Studying a large scale production and purification of recombinant fibroblast, three chromatography steps were necessary to reach 90.6% of purity (McDonald et al. 1996), but only two steps were necessary to purify recombinant thermostable chitinase up to 12.7 purification factor; however, non-homogeneous product with incorrectly folded proteins was obtained in this process (Christodoulou et al. 2001). Here, rfPspA3 with the same CD profile as previous study (Jedrzejas et al. 2001) was obtained after three chromatography steps with no damage to the secondary structure (Fig. 4). According to Table 3, the rfPspA3 could be obtained with 36% of recovery and 95.5% of purity from the glucose fed-batch culture after only two chromatographic steps.

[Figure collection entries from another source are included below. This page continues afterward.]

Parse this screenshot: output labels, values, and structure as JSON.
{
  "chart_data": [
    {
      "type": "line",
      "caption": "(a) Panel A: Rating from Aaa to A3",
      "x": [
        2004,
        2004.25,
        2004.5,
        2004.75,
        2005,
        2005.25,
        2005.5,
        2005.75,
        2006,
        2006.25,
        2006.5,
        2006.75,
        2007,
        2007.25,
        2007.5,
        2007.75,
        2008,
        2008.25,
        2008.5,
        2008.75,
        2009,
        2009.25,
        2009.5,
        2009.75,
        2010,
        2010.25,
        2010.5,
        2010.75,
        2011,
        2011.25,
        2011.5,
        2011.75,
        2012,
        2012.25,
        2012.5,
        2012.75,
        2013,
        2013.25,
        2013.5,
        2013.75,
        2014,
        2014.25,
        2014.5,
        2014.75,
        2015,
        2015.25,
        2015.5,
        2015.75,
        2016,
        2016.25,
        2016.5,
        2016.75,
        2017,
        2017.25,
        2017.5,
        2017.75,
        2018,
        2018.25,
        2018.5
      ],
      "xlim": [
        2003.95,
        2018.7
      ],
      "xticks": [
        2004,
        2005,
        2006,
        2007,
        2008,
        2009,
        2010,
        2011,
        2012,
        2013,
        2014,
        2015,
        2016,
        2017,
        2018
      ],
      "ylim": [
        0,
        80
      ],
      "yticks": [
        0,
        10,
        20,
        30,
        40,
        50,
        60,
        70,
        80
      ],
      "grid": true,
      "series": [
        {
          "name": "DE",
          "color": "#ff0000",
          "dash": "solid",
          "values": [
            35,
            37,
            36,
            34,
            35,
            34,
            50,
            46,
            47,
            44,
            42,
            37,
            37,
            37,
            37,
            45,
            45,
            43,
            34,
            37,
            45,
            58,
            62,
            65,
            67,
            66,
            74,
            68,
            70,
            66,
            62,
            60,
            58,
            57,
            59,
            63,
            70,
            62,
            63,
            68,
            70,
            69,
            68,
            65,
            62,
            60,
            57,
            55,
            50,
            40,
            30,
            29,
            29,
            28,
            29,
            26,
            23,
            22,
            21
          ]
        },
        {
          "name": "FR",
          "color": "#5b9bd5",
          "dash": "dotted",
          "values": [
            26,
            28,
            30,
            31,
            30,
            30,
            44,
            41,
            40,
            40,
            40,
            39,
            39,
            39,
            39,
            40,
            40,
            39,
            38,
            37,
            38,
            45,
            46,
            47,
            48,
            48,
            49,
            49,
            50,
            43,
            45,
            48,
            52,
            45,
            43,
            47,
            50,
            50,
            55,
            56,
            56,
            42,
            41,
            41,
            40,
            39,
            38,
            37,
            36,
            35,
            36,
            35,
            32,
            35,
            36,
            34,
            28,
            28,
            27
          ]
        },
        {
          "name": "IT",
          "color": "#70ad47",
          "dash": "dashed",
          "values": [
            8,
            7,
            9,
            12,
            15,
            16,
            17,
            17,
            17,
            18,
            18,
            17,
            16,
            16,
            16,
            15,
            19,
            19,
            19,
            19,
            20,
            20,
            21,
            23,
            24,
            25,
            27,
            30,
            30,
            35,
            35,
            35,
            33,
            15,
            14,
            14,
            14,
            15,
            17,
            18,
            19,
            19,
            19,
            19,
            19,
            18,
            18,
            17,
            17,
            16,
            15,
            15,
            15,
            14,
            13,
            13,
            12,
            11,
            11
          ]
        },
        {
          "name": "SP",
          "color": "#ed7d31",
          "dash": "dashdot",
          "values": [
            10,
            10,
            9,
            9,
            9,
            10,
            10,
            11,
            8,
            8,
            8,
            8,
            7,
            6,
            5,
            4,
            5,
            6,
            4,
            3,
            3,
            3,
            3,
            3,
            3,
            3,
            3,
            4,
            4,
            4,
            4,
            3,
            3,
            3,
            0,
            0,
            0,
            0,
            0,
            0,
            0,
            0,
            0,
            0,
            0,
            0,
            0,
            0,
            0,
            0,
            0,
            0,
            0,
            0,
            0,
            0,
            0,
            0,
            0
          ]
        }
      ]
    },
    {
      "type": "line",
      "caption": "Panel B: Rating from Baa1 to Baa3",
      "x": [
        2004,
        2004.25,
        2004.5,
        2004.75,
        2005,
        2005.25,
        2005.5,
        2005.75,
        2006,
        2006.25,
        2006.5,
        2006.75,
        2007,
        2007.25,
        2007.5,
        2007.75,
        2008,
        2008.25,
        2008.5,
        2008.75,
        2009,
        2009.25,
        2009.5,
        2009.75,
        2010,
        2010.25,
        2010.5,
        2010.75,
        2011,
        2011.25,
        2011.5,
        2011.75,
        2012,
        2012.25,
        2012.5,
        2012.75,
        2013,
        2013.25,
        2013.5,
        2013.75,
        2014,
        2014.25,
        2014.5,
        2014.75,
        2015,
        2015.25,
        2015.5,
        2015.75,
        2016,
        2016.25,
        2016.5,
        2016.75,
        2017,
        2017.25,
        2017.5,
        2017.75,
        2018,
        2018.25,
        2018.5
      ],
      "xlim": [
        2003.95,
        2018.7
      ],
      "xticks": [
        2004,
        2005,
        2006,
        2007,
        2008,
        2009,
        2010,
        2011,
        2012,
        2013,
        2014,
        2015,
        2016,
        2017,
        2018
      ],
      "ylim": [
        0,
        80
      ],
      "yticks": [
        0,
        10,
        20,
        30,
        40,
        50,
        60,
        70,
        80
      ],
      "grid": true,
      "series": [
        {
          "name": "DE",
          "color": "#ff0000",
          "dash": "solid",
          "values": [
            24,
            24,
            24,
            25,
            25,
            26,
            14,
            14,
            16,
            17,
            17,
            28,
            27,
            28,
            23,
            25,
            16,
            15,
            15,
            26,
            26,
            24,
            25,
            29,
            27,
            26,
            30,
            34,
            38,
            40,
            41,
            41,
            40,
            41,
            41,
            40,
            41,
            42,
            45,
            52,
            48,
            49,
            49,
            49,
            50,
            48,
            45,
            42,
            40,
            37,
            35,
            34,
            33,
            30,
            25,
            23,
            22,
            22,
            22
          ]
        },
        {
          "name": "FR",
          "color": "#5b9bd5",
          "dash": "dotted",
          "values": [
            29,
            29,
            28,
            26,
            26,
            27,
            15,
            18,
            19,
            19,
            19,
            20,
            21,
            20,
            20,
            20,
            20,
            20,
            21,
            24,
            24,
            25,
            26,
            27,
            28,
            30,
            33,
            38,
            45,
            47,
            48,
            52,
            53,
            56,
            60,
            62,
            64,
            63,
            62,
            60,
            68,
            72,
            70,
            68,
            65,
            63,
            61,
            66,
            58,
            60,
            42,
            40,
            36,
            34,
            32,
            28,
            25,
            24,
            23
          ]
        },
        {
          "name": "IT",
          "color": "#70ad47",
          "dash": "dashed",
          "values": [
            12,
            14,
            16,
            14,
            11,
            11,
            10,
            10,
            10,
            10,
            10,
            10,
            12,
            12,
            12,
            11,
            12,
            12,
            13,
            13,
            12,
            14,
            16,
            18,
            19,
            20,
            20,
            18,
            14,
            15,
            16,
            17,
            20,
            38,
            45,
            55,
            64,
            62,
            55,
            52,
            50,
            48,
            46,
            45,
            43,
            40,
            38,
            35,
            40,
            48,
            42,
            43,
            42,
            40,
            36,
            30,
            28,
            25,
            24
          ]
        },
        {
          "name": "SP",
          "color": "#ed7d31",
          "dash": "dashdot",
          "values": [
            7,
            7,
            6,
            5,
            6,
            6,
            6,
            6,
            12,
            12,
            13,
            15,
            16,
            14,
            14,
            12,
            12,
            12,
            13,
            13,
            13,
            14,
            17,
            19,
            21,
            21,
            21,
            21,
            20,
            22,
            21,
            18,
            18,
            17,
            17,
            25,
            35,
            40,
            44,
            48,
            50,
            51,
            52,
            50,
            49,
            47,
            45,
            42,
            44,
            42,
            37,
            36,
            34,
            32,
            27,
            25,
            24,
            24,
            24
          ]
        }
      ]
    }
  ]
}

As it is already a quite high purity, the feasibility of a procedure with two instead of three chromatography steps will depend on the criteria of purity that would be required by regulatory agencies for licensing the vaccine product.

In conclusion, the carbon sources used in fed-batch cultures exerted the expected influence on acetate production, although the higher acetate amount produced with glucose did not affect the rfPspA3 production and the fed-batch permitted to reach the same final cell concentration of E. coli BL21(DE3) than that obtained with glycerol. The higher rfPspA3 specific production on glucose culture seemed to influence downstream processing, since higher purity was obtained using the protein produced with glucose as carbon source. Finally, a scalable process for production of PspA with high yield in high cell density fed-batch culture was developed as well as a purification process consisting of cell disruption by high-pressure continuous homogenizer, centrifugation, and three steps of liquid chromatography, which allowed to obtain the rfPspA3 with high purity and right conformation.